Szczegóły odpowiedzi nie zostały podane do wiadomości publicznej, chociaż Blinken powiedział, że Hamas zaproponował zmiany, a niektóre z nich były jego zdaniem niewykonalne.
„W pewnym momencie negocjacji – są to długie wędrówki w tę i z powrotem – dochodzi się do punktu, w którym jedna ze stron ciągle zmienia swoje żądania, w tym stawiając żądania i nalegając na zmiany w tym, co już zostało uzgodnione. Trzeba zadać sobie pytanie, czy ona działam w dobrej wierze.
„Świat nie prosi o powitanie ani aprobatę [Israeli Prime Minister Benjamin] Netanjahu” i jego rząd do rezolucji – napisano. „Nadal nalegali na odrzucenie jakiegokolwiek trwałego zawieszenia broni, co pozostaje w wyraźnej sprzeczności z rezolucją Rady Bezpieczeństwa i inicjatywą prezydenta Bidena”.
Z drugiej strony Hamas stwierdził, że jasno wyraził swoje pozytywne stanowisko w sprawie „tego, co zostało zawarte w przemówieniu prezydenta USA Joe Bidena” i „co zostało zawarte” w rezolucji.
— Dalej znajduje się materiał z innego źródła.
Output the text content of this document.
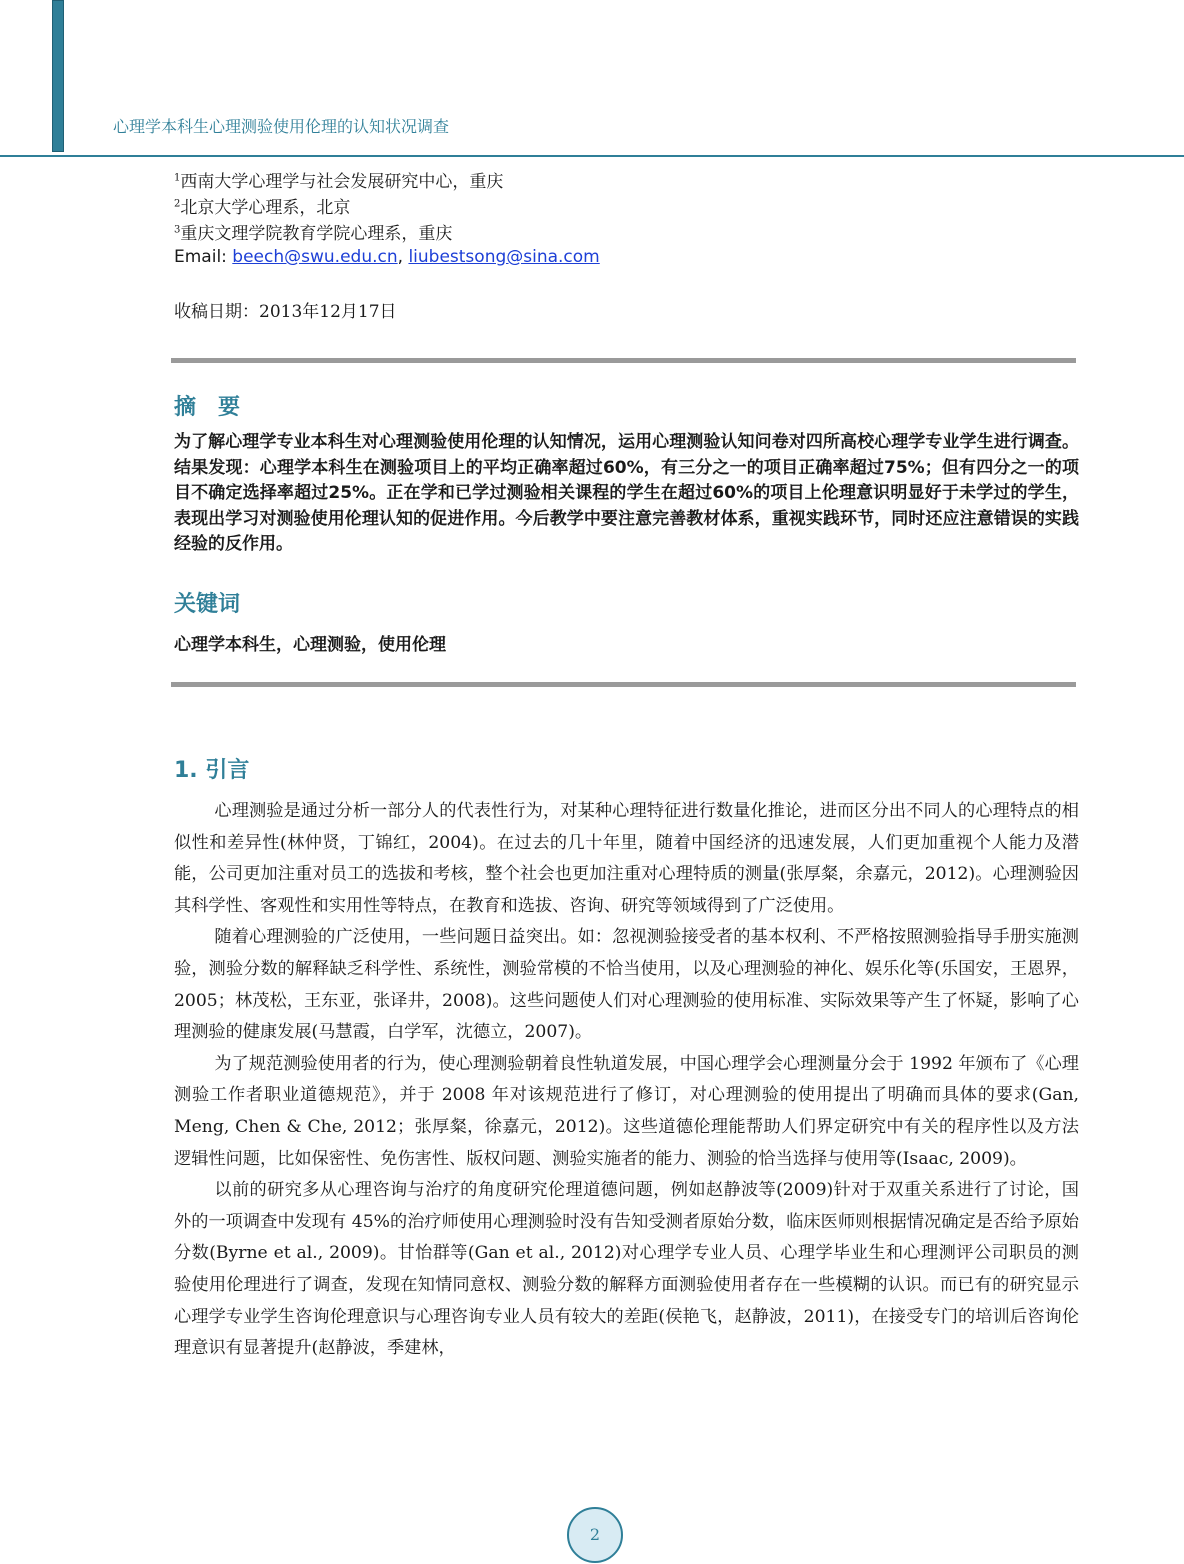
心理学本科生心理测验使用伦理的认知状况调查
$^1$西南大学心理学与社会发展研究中心，重庆
$^2$北京大学心理系，北京
$^3$重庆文理学院教育学院心理系，重庆
Email: beech@swu.edu.cn, liubestsong@sina.com
收稿日期：2013年12月17日
摘　要
为了解心理学专业本科生对心理测验使用伦理的认知情况，运用心理测验认知问卷对四所高校心理学专业学生进行调查。结果发现：心理学本科生在测验项目上的平均正确率超过60%，有三分之一的项目正确率超过75%；但有四分之一的项目不确定选择率超过25%。正在学和已学过测验相关课程的学生在超过60%的项目上伦理意识明显好于未学过的学生，表现出学习对测验使用伦理认知的促进作用。今后教学中要注意完善教材体系，重视实践环节，同时还应注意错误的实践经验的反作用。
关键词
心理学本科生，心理测验，使用伦理
1. 引言

心理测验是通过分析一部分人的代表性行为，对某种心理特征进行数量化推论，进而区分出不同人的心理特点的相似性和差异性(林仲贤，丁锦红，2004)。在过去的几十年里，随着中国经济的迅速发展，人们更加重视个人能力及潜能，公司更加注重对员工的选拔和考核，整个社会也更加注重对心理特质的测量(张厚粲，余嘉元，2012)。心理测验因其科学性、客观性和实用性等特点，在教育和选拔、咨询、研究等领域得到了广泛使用。

随着心理测验的广泛使用，一些问题日益突出。如：忽视测验接受者的基本权利、不严格按照测验指导手册实施测验，测验分数的解释缺乏科学性、系统性，测验常模的不恰当使用，以及心理测验的神化、娱乐化等(乐国安，王恩界，2005；林茂松，王东亚，张译井，2008)。这些问题使人们对心理测验的使用标准、实际效果等产生了怀疑，影响了心理测验的健康发展(马慧霞，白学军，沈德立，2007)。

为了规范测验使用者的行为，使心理测验朝着良性轨道发展，中国心理学会心理测量分会于 1992 年颁布了《心理测验工作者职业道德规范》，并于 2008 年对该规范进行了修订，对心理测验的使用提出了明确而具体的要求(Gan, Meng, Chen & Che, 2012；张厚粲，徐嘉元，2012)。这些道德伦理能帮助人们界定研究中有关的程序性以及方法逻辑性问题，比如保密性、免伤害性、版权问题、测验实施者的能力、测验的恰当选择与使用等(Isaac, 2009)。

以前的研究多从心理咨询与治疗的角度研究伦理道德问题，例如赵静波等(2009)针对于双重关系进行了讨论，国外的一项调查中发现有 45%的治疗师使用心理测验时没有告知受测者原始分数，临床医师则根据情况确定是否给予原始分数(Byrne et al., 2009)。甘怡群等(Gan et al., 2012)对心理学专业人员、心理学毕业生和心理测评公司职员的测验使用伦理进行了调查，发现在知情同意权、测验分数的解释方面测验使用者存在一些模糊的认识。而已有的研究显示心理学专业学生咨询伦理意识与心理咨询专业人员有较大的差距(侯艳飞，赵静波，2011)，在接受专门的培训后咨询伦理意识有显著提升(赵静波，季建林，

2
Potwierdziła także swoją „gotowość do współpracy” z mediatorami zaangażowanymi w rozmowy o zawieszeniu broni.
Blinken powiedział, że po poniedziałkowym spotkaniu w Jerozolimie premier potwierdził swoje zaangażowanie w propozycję zawieszenia broni.
Netanjahu nie poparł publicznie tego planu, chociaż gabinet wojenny, któremu przewodniczy, zatwierdził plan przedstawiony Hamasowi 27 maja. Propozycja ta – dłuższa niż streszczenie przedstawione przez Bidena – nie została upubliczniona i nie jest jasne, czy różni się od tego, co prezydent powiedział w swoim telewizyjnym oświadczeniu pod koniec ubiegłego miesiąca.
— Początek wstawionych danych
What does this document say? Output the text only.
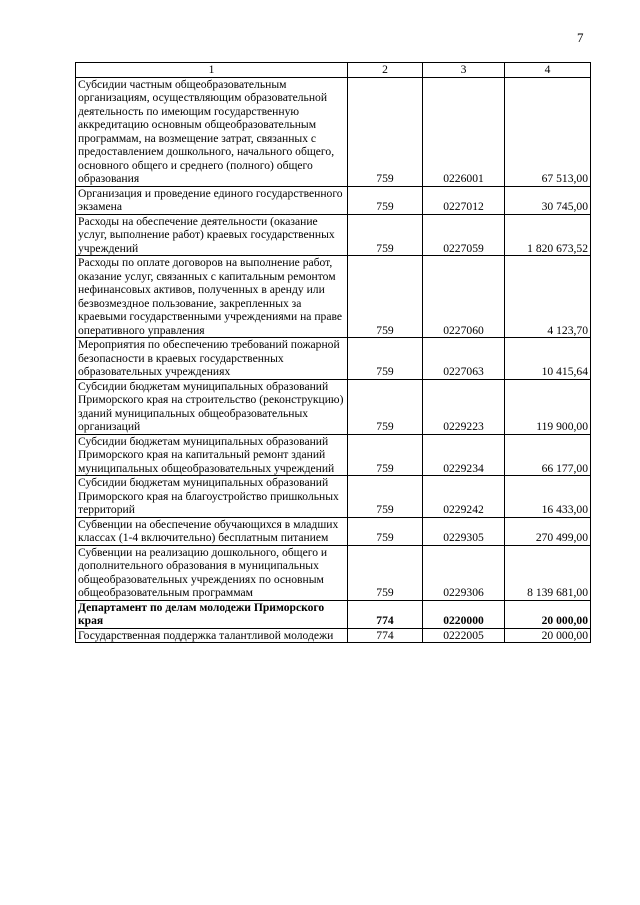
7
1	2	3	4
Субсидии частным общеобразовательным организациям, осуществляющим образовательной деятельность по имеющим государственную аккредитацию основным общеобразовательным программам, на возмещение затрат, связанных с предоставлением дошкольного, начального общего, основного общего и среднего (полного) общего образования	759	0226001	67 513,00
Организация и проведение единого государственного экзамена	759	0227012	30 745,00
Расходы на обеспечение деятельности (оказание услуг, выполнение работ) краевых государственных учреждений	759	0227059	1 820 673,52
Расходы по оплате договоров на выполнение работ, оказание услуг, связанных с капитальным ремонтом нефинансовых активов, полученных в аренду или безвозмездное пользование, закрепленных за краевыми государственными учреждениями на праве оперативного управления	759	0227060	4 123,70
Мероприятия по обеспечению требований пожарной безопасности в краевых государственных образовательных учреждениях	759	0227063	10 415,64
Субсидии бюджетам муниципальных образований Приморского края на строительство (реконструкцию) зданий муниципальных общеобразовательных организаций	759	0229223	119 900,00
Субсидии бюджетам муниципальных образований Приморского края на капитальный ремонт зданий муниципальных общеобразовательных учреждений	759	0229234	66 177,00
Субсидии бюджетам муниципальных образований Приморского края на благоустройство пришкольных территорий	759	0229242	16 433,00
Субвенции на обеспечение обучающихся в младших классах (1-4 включительно) бесплатным питанием	759	0229305	270 499,00
Субвенции на реализацию дошкольного, общего и дополнительного образования в муниципальных общеобразовательных учреждениях по основным общеобразовательным программам	759	0229306	8 139 681,00
Департамент по делам молодежи Приморского края	774	0220000	20 000,00
Государственная поддержка талантливой молодежи	774	0222005	20 000,00
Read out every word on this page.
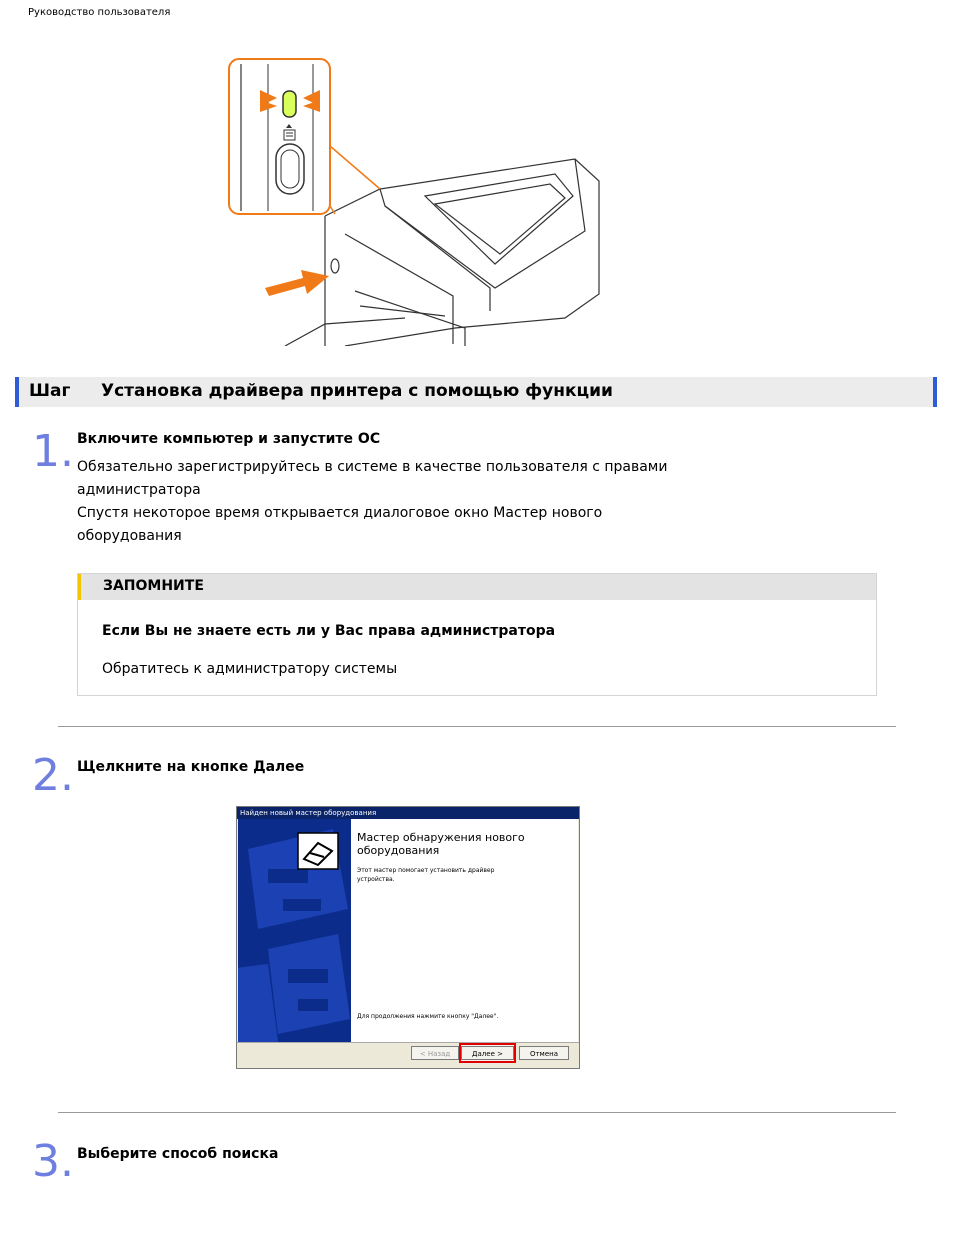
Руководство пользователя
Шаг Установка драйвера принтера с помощью функции
1. Включите компьютер и запустите ОС
Обязательно зарегистрируйтесь в системе в качестве пользователя с правами
администратора
Спустя некоторое время открывается диалоговое окно Мастер нового
оборудования
ЗАПОМНИТЕ
Если Вы не знаете есть ли у Вас права администратора
Обратитесь к администратору системы
2. Щелкните на кнопке Далее
Найден новый мастер оборудования
Мастер обнаружения нового
оборудования
Этот мастер помогает установить драйвер
устройства.
Для продолжения нажмите кнопку "Далее".
< Назад	Далее >	Отмена
3. Выберите способ поиска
Jednym z głównych punktów spornych między obiema stronami wydaje się być ich wizja zakończenia wojny. Doniesienia sugerują, że Hamas będzie najpierw nalegał na pisemną gwarancję zakończenia wojny przez Izrael przed podpisaniem planu. Netanjahu powiedział, że wojna nie zakończy się, dopóki „zdolności rządzenia i militarne” Hamasu nie zostaną zniszczone, a zakładnicy nie wrócą.
Wojna rozpoczęła się po ataku Hamasu na Izrael 7 października, w którym zginęło około 1200 osób i wziął 251 zakładników w Gazie. Według ministerstwa zdrowia kierowanego przez Hamas od tego czasu w izraelskich atakach zginęło ponad 37 000 osób.